When I finished the dishes, I went out on the porch to talk
with him a few minutes. It didn't take a long time to see that
this
old man had an oversized heart crowded into that tiny body. He
told me he
fished for a living to support his daughter, her five children, and her
husband, who was hopelessly crippled from a back injury. He
didn't tell it by way of complaint; in fact, every other sentence was
prefaced
with a thanks to God for a blessing. He was grateful that no pain
accompanied his disease, which was apparently a form of skin
cancer. He thanked God for giving him the strength to keep going.
At
bedtime, we put a camp cot in the children's room for him. When I
got up
in the morning, the bed linens were neatly folded and the little man
was out
on the porch. He refused breakfast, but just before he left for
his bus, haltingly, as if asking a great favor, he said "Could I please
come back and stay next time I have a treatment? I won't put you
out a bit, I can sleep fine in a chair." He paused a moment and
then
added, "Your children made me feel at home. Grown-ups are
bothered by my
face, but children don't seem to mind." I told him he was welcome
to come again.
On his next trip he arrived a little after seven in the morning.
As a gift, he brought a big fish and a quart of the largest oysters I
had ever seen. He said he had shucked them that morning before he
left so that they'd be nice and fresh. I knew his bus left at
4:00 am
and I wondered what time he had to get up in order to do this for us.
In the years he came to stay overnight with us there was never a time
that he
did not bring us fish or oysters or vegetables from his garden.
Other times we received packages in the mail, always by special
delivery;
fish and oysters packed in a box of fresh young spinach or kale, every
leaf carefully washed. Knowing that he must walk three miles to
mail these, and knowing how little money he had made the gifts doubly
precious. When I received these little remembrances, I often
thought of a comment our next door neighbor made after he left that
first
morning. "Did you keep that awful looking man last night? I
turned him away! You can lose roomers by putting up such people!"
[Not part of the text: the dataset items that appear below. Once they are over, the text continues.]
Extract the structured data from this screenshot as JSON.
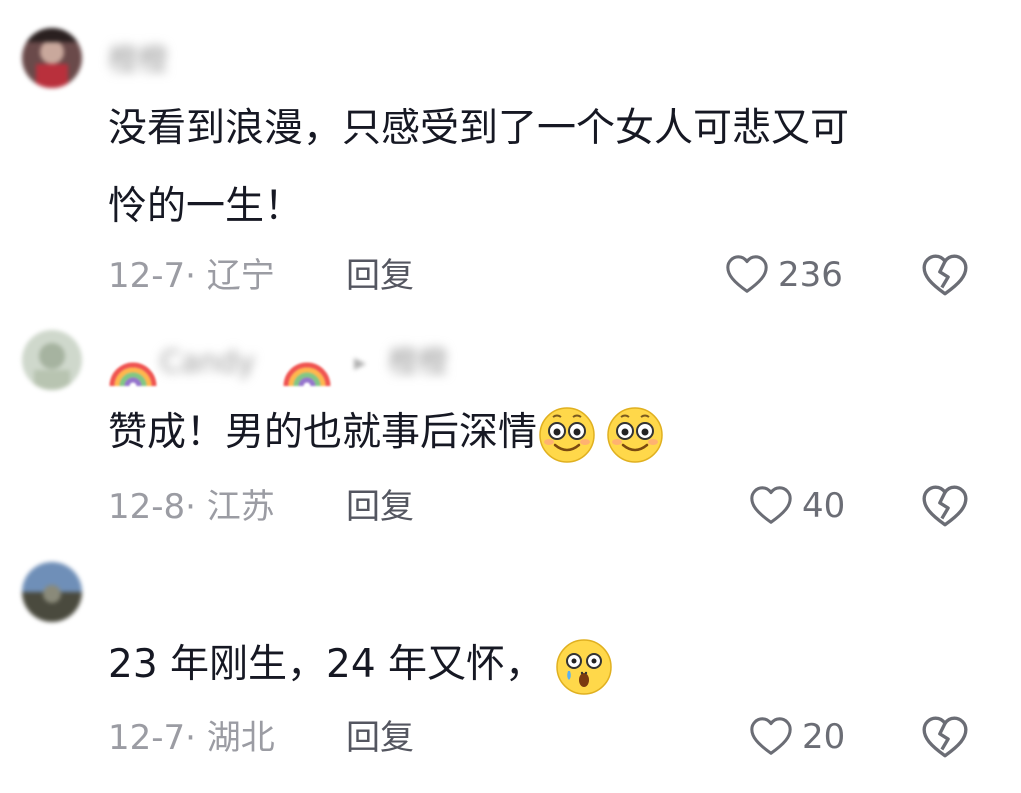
{
  "comments": [
    {
      "username": "橙橙",
      "text_lines": [
        "没看到浪漫，只感受到了一个女人可悲又可",
        "怜的一生！"
      ],
      "date_location": "12-7· 辽宁",
      "reply_label": "回复",
      "likes": "236",
      "avatar_icon": "user-avatar-icon"
    },
    {
      "username": "Candy",
      "reply_to": "橙橙",
      "text": "赞成！男的也就事后深情",
      "emojis": [
        "smile-emoji-icon",
        "smile-emoji-icon"
      ],
      "date_location": "12-8· 江苏",
      "reply_label": "回复",
      "likes": "40",
      "avatar_icon": "user-avatar-icon"
    },
    {
      "username": "",
      "text": "23 年刚生，24 年又怀，",
      "emojis": [
        "shocked-emoji-icon"
      ],
      "date_location": "12-7· 湖北",
      "reply_label": "回复",
      "likes": "20",
      "avatar_icon": "user-avatar-icon"
    }
  ]
}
Maybe we did lose roomers once or twice. But oh! If
only they could have known him, perhaps their illness would have been
easier to
bear. I know our family will always be grateful to have known
him; from him we learned what it was to accept the bad without
complaint and
the good with gratitude to God.
Recently I was visiting a friend who has a greenhouse.
As she showed me her flowers, we came to the most beautiful one of all,
a
golden chrysanthemum, bursting with blooms. But to my surprise,
it was growing in an old dented, rusty bucket. I thought to
myself, "If
this were my plant, I'd put it in the loveliest container I had!"
My friend changed my mind. "I ran short of pots," she
explained, "and knowing how beautiful this one would be, I thought it
wouldn't
mind starting out in this old pail. It's just for a little while,
till I can put it out in the garden."
She must have wondered why I laughed so delightedly, but I was
imagining just such a scene in heaven. "Here's an especially
beautiful one," God might have said when he came to the soul of the
sweet old
fisherman. "He won't mind starting in this small body." All
this happened long ago and now, in God's garden, how tall this lovely
soul
must stand.
The Lord does not look at the things man looks at.
Man looks at the outward appearance, but the Lord looks at the heart.